Тяжело дыша, он стоял надо мной и ждал ответа, а я держал фагнум вместе с кулоном во рту и молчал.
Мы долго смотрели друг другу в глаза.
Не знаю, что именно разглядел отец на моём лице, но внезапно он отвернулся и сделал резкий жест рукой в сторону двери, будто толкнул воздух вперёд.
Это был телекинез, причём сильный.
Дверь с грохотом распахнулась, и в комнату вошёл Оракул Тарэта. На этот раз он был в чёрном балахоне и с шапочкой на голове. В руках Жрец торжественно держал меч на бархатной подушке, и такого оружия я ещё не видел.

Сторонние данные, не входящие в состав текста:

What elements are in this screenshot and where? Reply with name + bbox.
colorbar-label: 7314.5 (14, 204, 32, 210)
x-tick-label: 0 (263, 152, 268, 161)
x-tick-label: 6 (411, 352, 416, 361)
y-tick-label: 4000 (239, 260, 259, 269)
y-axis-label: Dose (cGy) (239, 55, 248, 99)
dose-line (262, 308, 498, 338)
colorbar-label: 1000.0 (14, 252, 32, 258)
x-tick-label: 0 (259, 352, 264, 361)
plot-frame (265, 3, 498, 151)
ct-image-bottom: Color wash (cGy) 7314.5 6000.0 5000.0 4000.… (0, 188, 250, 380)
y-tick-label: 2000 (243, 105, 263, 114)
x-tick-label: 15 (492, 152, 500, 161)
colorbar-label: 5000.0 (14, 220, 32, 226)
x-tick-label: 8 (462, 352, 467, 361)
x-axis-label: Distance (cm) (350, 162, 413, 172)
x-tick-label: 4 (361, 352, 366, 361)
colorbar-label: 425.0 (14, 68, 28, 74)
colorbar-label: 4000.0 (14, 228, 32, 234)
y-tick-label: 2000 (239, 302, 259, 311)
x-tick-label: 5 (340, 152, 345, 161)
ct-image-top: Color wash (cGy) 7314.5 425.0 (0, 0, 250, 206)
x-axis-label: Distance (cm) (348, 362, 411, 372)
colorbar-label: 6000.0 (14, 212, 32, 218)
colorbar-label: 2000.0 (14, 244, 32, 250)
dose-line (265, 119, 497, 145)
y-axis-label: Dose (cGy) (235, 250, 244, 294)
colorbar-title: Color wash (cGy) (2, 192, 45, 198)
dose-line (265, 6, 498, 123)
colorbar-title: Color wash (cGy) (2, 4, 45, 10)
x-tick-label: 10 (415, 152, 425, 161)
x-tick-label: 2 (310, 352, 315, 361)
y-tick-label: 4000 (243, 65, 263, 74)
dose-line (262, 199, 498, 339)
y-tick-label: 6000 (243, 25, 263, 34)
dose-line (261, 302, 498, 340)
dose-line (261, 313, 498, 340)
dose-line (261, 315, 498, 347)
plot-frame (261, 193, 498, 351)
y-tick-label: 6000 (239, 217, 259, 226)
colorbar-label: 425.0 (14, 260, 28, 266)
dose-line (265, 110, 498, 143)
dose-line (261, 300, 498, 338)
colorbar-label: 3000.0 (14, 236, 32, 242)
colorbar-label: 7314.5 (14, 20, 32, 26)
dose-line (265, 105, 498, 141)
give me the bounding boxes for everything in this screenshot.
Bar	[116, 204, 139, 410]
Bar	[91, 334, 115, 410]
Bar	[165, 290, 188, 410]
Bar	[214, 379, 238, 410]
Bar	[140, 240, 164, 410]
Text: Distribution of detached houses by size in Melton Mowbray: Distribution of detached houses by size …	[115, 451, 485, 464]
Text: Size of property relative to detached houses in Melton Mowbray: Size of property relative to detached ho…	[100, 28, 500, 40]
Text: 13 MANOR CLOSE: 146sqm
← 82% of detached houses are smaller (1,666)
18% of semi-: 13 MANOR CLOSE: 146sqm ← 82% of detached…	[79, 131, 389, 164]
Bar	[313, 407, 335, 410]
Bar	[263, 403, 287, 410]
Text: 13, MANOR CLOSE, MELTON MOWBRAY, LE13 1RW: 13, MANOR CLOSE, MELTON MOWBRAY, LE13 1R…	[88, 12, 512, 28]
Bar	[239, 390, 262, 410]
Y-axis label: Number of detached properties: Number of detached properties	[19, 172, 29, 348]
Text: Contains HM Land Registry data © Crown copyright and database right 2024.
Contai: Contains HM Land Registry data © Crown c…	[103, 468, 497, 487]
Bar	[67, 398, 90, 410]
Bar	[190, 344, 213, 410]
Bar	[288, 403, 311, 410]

Чёрная алхимическая сталь, матовый отлив и красные прожилины, беспрестанно извивающиеся по всей длине клинка до самого острия, как змеи. Гарда в виде звериных лап и рукоять с крупным красным камнем.
Положив меч на тумбу, Оракул стремительно направился в мою сторону, а отец опустил голову и отошёл.
– Прости меня, сын, но другого выхода нет. Ты должен подчиниться, а потом, когда всё закончится, ты снова станешь свободным.
Я смотрел, как Тарэта приближается, и уже понимал, что будет дальше.
Поджав губы, я подавил в себе горечь и боль.
Всё.
Отец зашёл слишком далеко, хотя казалось, что дальше уже некуда.
Бросив на него отчаянный взгляд, я проглотил разогретый во рту фагнум, и спокойно дождался, когда Оракул подойдёт ближе.
Но он будто почуял опасность и остановился за несколько шагов от меня. Его рука плавно махнула по воздуху и вызвала уже знакомую мне молитву подавления воли и памяти. Перед ним замерцали синие буквы, и Оракул принялся их зачитывать.
По худой щеке отца покатилась слеза, но он не остановил чтение молитвы, позволяя сделать из меня раба.
Тарэта зачитывал заклятие тихо и самозабвенно, с таким горделивым лицом, будто спасает весь мир.
Во мне же в это время разносился жар фагнума: от желудка к ногам и голове, к рукам и пальцам. Он потёк по каждой вене, по каждой мышце, ударил в голову.
Магическая отрава тут же взбудоражила уснувшие за год силы.
Я сидел в кресле, закованный в цепи, со спокойным лицом, но внутри меня стремительно нарастала мощь. Сила астрального тела объединялась с энергией фагнума и готовилась вырваться на свободу.
Давление со стороны Жреца не произвело на меня никакого эффекта. Навык сопротивления, полученный на тренировках с Саргоном, в очередной раз спас меня от рабства.
Наверняка, Тарэта знал, что я умею сопротивляться молитве, но самоуверенно понадеялся на то, что после пробуждения мои силы почти на нуле, а значит, ответа не последует.
Оракул закончил чтение молитвы и теперь уже без опаски подошёл ко мне.
– Слышишь меня, Оками? Кивни. Приказываю тебе.
Услышав его слова, отец вдруг разозлился.
– Никогда не приказывай моему сыну, – процедил он. – Даже если мой мальчик под действием молитвы, вы не имеете права приказывать ему.
– Теперь имею, – с наглой улыбкой ответил Тарэта. – Отныне этот воин подчиняется только своему хозяину, пока тот не снимет с него действие молитвы. А его хозяином станете не вы. И не я. А тот, кому мы передадим вашего сына.
– Мой сын останется только рядом со мной! – Отец вплотную подошёл к Оракулу, его голос задрожал от гнева.
Тарэта даже не слушал, он смотрел только на меня, думая, что уже обрёл надо мной полную власть.
Я медленно и покорно кивнул.
– Ну вот, посмотрите на него, – сказал Оракул. – Ваш сын уже не такой упёртый, как раньше. Невероятно. Но то, что не вышло у Духовного Владыки Хакана, главного Оракула Стокняжья, получилось у меня, простого Оракула с окраины. Я поработил вашего сына.
– Никто его не поработил! Это временно! – Отец тут же кинулся освобождать меня от цепей.